Guide to A Coruña – Galicia, Basque Country (Pais Vasco), Spain
The history of the city began to be important in Roman times when the port of A Coruna became a key strategic point on sailing routes.
Visitors can experience a more modern side to the city of A Coruna; the typical houses located in the area beside the port, with their white glazed galleries, have earned the name the ‘Glass City’.
Further along the A Coruna promenade, there are other outstanding opportunities such as The Aquarium Finisterrae, one of the largest aquariums in Spain, and allow visitors to interact with exhibitions related to the sea. The Domus, located in one of the cities more famous and futuristic buildings, offers various interactive rooms that show mankind from an alternative point of view.
The Science Museum, which contains a stupendous Planetarium, also offers visitors an exhibition of scientific, technological and natural principles in an interactive way.
Visitors should also not forget to visit the modern City Hall, an elegant, monumental building built with porches and galleries and finished by three towers with attractive cupolas.
A Coruna contains many historical artefacts that have been declared of national importance.
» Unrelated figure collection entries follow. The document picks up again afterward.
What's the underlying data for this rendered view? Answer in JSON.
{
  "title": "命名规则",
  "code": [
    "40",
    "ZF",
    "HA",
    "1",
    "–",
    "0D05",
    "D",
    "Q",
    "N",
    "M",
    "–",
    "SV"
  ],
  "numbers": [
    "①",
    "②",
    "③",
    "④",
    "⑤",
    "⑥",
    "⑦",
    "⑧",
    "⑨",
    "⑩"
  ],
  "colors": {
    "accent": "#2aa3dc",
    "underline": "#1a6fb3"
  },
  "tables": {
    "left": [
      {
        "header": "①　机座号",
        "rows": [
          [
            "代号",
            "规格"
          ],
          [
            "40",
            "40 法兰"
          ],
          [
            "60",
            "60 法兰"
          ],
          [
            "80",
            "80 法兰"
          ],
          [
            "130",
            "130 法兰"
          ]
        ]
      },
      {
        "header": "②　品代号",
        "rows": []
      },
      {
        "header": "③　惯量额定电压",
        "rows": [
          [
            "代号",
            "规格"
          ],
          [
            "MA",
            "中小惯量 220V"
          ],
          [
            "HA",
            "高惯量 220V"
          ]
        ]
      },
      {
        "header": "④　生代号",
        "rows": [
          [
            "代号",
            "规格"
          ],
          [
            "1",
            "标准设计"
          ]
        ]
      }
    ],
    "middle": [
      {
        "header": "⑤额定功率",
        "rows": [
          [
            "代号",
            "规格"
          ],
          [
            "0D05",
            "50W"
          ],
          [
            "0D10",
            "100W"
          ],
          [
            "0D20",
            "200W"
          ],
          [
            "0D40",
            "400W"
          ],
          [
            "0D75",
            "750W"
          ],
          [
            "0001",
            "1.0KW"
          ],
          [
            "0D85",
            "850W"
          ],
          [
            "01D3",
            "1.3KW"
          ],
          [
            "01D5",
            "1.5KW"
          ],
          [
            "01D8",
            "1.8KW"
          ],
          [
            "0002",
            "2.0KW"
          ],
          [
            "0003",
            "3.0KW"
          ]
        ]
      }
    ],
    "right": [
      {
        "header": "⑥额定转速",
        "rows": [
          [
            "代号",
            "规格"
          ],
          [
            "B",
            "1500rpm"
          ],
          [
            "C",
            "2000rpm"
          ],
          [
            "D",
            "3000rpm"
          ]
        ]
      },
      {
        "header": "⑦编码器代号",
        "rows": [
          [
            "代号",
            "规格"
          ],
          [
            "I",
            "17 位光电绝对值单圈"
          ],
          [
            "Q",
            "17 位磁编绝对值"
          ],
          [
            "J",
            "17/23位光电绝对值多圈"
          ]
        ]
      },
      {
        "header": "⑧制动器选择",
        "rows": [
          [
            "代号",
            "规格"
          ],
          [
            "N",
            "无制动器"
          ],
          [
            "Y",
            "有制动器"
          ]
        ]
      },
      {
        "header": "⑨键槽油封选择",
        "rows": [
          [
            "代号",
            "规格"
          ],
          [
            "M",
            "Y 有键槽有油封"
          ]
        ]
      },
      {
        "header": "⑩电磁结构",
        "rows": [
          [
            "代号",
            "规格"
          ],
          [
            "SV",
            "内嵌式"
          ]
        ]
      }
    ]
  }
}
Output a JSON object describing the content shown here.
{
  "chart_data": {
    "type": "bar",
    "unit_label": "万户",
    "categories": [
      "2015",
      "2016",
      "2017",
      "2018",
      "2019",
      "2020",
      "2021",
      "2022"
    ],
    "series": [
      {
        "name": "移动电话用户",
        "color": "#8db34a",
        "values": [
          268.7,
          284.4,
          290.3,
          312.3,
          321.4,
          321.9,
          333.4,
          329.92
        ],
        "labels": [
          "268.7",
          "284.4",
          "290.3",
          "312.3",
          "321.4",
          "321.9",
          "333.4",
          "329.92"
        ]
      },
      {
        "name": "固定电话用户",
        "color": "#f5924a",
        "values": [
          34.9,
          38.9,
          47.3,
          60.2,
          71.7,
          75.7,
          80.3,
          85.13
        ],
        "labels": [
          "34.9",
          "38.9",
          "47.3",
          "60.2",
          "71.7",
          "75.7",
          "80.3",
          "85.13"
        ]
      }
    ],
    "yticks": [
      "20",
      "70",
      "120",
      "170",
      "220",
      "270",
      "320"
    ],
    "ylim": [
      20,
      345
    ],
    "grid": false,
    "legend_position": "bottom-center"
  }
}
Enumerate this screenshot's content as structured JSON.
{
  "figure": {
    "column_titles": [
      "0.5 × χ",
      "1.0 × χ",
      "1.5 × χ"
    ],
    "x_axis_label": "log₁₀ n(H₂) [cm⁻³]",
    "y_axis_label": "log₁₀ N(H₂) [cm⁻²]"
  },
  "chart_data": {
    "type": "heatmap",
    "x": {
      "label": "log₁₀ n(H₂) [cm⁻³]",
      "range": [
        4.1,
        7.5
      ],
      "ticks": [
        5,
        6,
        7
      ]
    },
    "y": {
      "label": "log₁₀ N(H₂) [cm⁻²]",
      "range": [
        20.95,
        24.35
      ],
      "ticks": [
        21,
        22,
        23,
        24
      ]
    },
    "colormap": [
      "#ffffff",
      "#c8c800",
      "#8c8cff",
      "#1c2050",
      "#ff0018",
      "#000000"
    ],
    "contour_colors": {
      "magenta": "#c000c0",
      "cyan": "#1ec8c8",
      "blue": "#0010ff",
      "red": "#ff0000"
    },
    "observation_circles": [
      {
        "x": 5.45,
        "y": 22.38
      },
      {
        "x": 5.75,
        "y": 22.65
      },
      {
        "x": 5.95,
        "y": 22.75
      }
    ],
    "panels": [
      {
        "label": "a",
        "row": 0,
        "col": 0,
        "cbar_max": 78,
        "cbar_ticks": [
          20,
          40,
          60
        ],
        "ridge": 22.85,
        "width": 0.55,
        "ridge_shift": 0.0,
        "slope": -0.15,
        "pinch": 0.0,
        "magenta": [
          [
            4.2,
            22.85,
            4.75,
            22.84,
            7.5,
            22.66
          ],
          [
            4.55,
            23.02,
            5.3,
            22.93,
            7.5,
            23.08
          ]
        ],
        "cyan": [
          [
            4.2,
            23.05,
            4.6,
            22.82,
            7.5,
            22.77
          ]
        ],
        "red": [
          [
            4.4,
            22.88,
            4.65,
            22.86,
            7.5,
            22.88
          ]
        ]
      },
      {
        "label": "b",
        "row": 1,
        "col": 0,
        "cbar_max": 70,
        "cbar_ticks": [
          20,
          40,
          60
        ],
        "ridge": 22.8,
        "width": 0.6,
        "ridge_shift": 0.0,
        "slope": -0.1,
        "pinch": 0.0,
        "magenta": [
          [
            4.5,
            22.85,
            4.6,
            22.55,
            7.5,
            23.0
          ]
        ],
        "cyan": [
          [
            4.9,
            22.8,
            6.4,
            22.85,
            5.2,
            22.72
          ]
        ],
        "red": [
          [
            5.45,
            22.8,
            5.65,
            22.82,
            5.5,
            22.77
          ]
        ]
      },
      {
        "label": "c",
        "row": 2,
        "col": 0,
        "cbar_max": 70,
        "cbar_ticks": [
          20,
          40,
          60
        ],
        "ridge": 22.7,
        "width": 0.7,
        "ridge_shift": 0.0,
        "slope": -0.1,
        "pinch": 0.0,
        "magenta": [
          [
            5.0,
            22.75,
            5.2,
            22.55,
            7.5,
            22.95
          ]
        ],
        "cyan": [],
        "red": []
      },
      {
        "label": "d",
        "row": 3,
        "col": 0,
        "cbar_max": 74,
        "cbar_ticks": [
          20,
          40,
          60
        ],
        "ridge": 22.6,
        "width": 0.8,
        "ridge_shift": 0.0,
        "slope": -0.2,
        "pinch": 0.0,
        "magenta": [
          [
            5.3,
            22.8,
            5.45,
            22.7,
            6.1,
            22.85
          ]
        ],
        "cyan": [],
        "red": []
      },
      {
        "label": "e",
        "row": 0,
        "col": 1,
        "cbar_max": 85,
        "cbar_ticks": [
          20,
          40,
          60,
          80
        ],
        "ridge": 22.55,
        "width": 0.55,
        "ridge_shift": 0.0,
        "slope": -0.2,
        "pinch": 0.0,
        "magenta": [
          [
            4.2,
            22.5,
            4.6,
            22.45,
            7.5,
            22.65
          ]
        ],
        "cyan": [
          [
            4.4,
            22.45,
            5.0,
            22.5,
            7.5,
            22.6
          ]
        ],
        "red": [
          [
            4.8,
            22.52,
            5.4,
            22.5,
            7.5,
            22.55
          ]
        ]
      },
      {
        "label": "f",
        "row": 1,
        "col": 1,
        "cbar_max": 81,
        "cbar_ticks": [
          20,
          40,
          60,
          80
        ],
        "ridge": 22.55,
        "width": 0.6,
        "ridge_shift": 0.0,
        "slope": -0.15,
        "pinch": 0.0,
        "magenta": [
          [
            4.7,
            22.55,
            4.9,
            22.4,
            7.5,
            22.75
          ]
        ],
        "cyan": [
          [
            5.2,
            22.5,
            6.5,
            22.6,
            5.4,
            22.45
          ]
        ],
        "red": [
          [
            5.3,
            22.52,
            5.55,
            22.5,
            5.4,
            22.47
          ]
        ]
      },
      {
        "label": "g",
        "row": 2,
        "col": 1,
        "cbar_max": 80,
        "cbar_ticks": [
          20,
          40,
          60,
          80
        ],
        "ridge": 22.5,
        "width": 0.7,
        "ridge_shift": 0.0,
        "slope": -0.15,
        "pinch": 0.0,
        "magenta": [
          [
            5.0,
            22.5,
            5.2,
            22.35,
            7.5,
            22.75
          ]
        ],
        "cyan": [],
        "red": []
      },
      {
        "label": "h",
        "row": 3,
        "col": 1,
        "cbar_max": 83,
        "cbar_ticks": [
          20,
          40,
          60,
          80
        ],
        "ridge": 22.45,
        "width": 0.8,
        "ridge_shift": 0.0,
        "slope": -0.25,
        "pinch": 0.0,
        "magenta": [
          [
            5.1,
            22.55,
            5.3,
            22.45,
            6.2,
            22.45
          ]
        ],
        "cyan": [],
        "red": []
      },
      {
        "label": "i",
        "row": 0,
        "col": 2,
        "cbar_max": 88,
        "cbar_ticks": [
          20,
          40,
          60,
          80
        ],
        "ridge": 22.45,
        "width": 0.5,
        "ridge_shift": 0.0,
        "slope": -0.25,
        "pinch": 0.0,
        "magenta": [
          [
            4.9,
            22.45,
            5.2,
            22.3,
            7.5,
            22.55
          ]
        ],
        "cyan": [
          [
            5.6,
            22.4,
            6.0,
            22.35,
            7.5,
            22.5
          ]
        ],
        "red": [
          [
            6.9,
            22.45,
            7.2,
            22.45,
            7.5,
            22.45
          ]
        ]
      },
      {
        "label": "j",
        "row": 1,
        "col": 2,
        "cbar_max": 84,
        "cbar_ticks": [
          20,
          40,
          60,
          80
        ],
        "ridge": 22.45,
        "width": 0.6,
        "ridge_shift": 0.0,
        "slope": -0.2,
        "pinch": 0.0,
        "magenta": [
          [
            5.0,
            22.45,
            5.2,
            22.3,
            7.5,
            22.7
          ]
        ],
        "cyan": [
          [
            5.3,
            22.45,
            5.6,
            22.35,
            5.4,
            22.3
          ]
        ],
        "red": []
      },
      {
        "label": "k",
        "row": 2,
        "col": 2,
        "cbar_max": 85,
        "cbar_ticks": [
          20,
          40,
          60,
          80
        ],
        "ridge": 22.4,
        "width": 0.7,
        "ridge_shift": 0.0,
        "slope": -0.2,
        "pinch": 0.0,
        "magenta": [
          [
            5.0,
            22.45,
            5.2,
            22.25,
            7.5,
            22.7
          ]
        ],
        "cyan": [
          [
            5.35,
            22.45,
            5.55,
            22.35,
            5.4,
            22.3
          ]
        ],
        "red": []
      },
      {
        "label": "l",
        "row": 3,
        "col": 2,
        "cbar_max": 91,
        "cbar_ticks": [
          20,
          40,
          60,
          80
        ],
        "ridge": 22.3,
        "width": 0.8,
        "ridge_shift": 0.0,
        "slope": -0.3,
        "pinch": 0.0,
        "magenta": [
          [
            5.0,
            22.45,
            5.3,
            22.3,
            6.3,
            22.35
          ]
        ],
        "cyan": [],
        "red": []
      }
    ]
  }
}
The most famous being the Tower of Hercules (Left), the only working Roman lighthouse and an important symbol of the city. Legend has it that, Hercules cut off the head of Gerion and built this monument after burying his remains below. This masterpiece which has stood the test of time stands in an interesting Romanesque collection of streets, squares and medieval churches.
Santiago de Compostela or Santiago city is the capital of this region and has been declared a World Heritage City. The supposed tomb of the apostle St. James the Greater was reputedly discovered here by a miracle. The city grew around the shrine and became, after Jerusalem and Rome, the most famous Christian place of pilgrimage in the Middle Ages. It still thrives today as a pilgrimage and tourist centre.
Places to see in A Coruna
Cathedral of Santiago
Represents the end of the pilgrim’s journey and was constructed by Maestro Mateo and houses hundreds of figures representing the Apocalypse.
Colegiata de Santa Maria del Campo
Once the second most important parish church in the area and today houses The Sacred Art Museum.
Ferrol the capital of Santiago de Compostela
Hosts the magnificent ‘Hostal de los Reyes Catolicos’ Parador which has been declared a National Monument and represents a truly unique experience for those lucky enough to stay there.
San Carlos Gardens
housed inside the walls of the Fortress of San Carlos in the centre of A Coruna; they have also been declared a Historic-Artistic site.
Santa Margarita Park
One of the provincial capital’s most important green areas.
Finally, visitors can join the locals on a stroll along the promenade and then relax on the wonderful beaches of Riazor and Orzan.